He shone the penlight down and spotted the slight movement. He yanked the grilled floor panel up and reached to lift her up from the hiding place. She was wearing an oxygen helmet - the sort he kept on board the TARDIS for when they explored planets that didn’t have oxygen atmospheres. But it worked by extracting what gases there WERE and converting them to oxygen. There was almost nothing left in the TARDIS. The fire that had raged hotly had consumed most of it. She was dying, more slowly, but dying.

“I’m sorry,” he whispered in a voice that was harsh and strange because of his recycled air. “Oh my girl, I am so sorry.” He held her in his arms and gave what comfort he could.

“Doctor,” she managed to whisper and her hand reached for his jacket pocket. She slipped something into it. “You told me... to hang onto this. You said it was important.”

“Thank you,” he answered and pressed her even closer to him as he heard her last, ragged breath and felt her Human heart stop beating. He carried her to where the other body lay and put her down next to him. Then he turned and walked out of that terrible place. He stumbled blindly across the gravity bridge and through the door to the bright, alive, functioning TARDIS, and into Susan’s arms as she reached for him.

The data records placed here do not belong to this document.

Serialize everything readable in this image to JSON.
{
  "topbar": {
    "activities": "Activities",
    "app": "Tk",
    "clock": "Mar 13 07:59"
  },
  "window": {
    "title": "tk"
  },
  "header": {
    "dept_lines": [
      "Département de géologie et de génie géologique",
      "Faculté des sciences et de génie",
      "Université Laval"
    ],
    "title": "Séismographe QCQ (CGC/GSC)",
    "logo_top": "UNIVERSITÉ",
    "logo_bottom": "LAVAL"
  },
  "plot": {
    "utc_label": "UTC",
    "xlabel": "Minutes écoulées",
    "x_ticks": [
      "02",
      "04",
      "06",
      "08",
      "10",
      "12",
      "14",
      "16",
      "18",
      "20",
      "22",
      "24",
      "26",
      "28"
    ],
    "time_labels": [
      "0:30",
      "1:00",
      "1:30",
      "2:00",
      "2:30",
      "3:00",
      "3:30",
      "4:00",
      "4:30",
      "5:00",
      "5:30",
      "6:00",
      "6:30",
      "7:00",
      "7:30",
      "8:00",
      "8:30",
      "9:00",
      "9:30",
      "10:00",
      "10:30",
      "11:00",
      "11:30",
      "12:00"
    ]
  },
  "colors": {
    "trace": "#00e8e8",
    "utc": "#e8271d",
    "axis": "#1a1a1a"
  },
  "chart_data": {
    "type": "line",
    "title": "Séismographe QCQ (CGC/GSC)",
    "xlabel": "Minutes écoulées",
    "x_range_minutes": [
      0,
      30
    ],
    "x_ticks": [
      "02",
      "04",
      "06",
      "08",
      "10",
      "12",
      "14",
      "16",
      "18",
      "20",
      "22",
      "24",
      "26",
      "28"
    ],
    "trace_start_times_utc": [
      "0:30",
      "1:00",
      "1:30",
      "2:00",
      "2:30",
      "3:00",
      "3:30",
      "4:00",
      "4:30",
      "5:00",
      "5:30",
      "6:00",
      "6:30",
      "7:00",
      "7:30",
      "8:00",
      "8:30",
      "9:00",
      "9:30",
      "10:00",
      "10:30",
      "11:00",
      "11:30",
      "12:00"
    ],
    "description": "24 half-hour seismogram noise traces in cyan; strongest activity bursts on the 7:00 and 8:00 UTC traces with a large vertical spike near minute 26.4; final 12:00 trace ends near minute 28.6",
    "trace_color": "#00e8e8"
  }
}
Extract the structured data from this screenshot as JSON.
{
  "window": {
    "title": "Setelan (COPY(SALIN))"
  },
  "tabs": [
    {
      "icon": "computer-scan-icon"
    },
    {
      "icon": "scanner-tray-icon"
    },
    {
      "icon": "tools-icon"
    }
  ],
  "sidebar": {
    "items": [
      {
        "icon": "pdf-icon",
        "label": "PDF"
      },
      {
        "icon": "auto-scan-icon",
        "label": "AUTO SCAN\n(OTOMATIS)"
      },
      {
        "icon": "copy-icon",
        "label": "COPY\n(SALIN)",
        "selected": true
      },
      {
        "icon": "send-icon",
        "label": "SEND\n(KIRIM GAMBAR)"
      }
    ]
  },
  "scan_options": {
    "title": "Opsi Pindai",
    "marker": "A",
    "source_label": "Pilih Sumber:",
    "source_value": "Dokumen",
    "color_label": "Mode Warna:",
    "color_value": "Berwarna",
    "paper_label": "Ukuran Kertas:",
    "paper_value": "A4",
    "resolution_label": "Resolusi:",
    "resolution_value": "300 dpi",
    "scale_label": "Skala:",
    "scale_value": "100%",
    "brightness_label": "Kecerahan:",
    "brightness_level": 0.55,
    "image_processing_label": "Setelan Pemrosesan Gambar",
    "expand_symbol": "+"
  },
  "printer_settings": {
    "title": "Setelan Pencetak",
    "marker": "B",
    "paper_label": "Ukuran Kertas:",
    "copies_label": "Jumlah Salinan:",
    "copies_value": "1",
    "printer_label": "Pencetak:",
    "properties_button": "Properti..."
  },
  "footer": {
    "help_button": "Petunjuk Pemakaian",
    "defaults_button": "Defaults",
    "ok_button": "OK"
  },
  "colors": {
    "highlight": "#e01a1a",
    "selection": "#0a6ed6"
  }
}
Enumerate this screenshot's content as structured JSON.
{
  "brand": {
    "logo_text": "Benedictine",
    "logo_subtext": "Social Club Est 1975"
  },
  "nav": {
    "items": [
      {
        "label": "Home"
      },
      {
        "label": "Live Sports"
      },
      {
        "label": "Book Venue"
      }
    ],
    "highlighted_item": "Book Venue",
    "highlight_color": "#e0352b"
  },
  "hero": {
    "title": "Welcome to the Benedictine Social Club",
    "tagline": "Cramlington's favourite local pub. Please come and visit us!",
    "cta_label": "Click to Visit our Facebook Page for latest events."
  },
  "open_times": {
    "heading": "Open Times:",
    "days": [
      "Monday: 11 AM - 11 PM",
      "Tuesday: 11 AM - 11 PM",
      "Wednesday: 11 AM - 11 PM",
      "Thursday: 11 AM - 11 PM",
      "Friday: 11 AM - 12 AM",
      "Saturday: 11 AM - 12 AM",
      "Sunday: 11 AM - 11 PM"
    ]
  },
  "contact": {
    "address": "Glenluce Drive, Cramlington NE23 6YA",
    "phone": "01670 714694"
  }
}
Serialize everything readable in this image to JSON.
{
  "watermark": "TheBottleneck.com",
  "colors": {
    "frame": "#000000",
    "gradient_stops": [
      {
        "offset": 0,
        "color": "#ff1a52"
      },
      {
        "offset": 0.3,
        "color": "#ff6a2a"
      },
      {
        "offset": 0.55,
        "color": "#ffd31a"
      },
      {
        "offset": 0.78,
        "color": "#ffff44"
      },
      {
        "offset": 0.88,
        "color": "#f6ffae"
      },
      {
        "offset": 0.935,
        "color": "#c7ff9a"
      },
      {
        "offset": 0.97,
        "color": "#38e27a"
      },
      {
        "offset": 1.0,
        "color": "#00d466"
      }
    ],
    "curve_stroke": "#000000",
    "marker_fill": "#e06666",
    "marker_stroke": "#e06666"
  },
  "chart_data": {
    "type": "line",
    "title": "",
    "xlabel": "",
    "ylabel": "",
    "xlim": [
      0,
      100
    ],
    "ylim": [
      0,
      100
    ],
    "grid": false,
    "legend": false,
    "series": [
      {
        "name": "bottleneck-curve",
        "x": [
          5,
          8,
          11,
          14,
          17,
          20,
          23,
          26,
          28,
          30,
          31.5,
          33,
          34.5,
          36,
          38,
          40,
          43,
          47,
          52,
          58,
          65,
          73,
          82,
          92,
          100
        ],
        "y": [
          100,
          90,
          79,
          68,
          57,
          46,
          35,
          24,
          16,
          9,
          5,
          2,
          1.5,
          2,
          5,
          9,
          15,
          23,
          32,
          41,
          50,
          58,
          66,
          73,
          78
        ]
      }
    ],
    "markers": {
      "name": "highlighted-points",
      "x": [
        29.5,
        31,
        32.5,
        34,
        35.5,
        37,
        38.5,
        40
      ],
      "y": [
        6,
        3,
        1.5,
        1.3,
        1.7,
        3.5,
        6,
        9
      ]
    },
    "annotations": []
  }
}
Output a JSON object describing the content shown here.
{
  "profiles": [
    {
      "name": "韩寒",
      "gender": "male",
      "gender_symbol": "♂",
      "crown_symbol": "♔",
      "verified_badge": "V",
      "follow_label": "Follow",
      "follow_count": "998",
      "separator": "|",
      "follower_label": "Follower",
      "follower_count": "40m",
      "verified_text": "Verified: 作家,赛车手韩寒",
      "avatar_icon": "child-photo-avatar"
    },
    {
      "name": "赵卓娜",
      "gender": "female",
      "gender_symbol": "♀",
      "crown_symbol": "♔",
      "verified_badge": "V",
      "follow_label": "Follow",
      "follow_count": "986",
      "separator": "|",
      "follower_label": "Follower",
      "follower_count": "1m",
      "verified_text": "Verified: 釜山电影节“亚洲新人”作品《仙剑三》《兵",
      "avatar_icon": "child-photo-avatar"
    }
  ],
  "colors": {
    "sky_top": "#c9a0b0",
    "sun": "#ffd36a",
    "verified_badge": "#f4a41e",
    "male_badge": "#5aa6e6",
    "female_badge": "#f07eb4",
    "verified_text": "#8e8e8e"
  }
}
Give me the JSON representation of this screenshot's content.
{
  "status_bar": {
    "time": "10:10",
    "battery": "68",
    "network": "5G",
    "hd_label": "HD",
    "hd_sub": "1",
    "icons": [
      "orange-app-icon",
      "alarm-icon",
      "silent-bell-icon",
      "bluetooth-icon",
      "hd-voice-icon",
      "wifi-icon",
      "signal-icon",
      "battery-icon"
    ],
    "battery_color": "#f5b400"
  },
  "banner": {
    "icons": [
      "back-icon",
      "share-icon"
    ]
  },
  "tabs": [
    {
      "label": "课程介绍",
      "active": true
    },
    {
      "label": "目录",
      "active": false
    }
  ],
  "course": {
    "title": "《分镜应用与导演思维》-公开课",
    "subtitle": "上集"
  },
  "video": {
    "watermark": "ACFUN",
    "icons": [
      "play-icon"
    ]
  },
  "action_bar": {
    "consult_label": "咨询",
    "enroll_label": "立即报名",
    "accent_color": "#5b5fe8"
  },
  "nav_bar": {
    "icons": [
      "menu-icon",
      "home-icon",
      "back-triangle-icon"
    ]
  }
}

He tried not to cry. But he couldn’t help it. His tears forced themselves out as he gasped for air and clung to her, his face pressed against her shoulder, long black hair smelling so clean and fresh, her body warm and alive against his own, her Human heart beating in syncopation to the two hearts in his own chest.

“I won’t ask,” she said. “You don’t have to tell me anything. I saw the other lifesign wink out. I guess we were too late?”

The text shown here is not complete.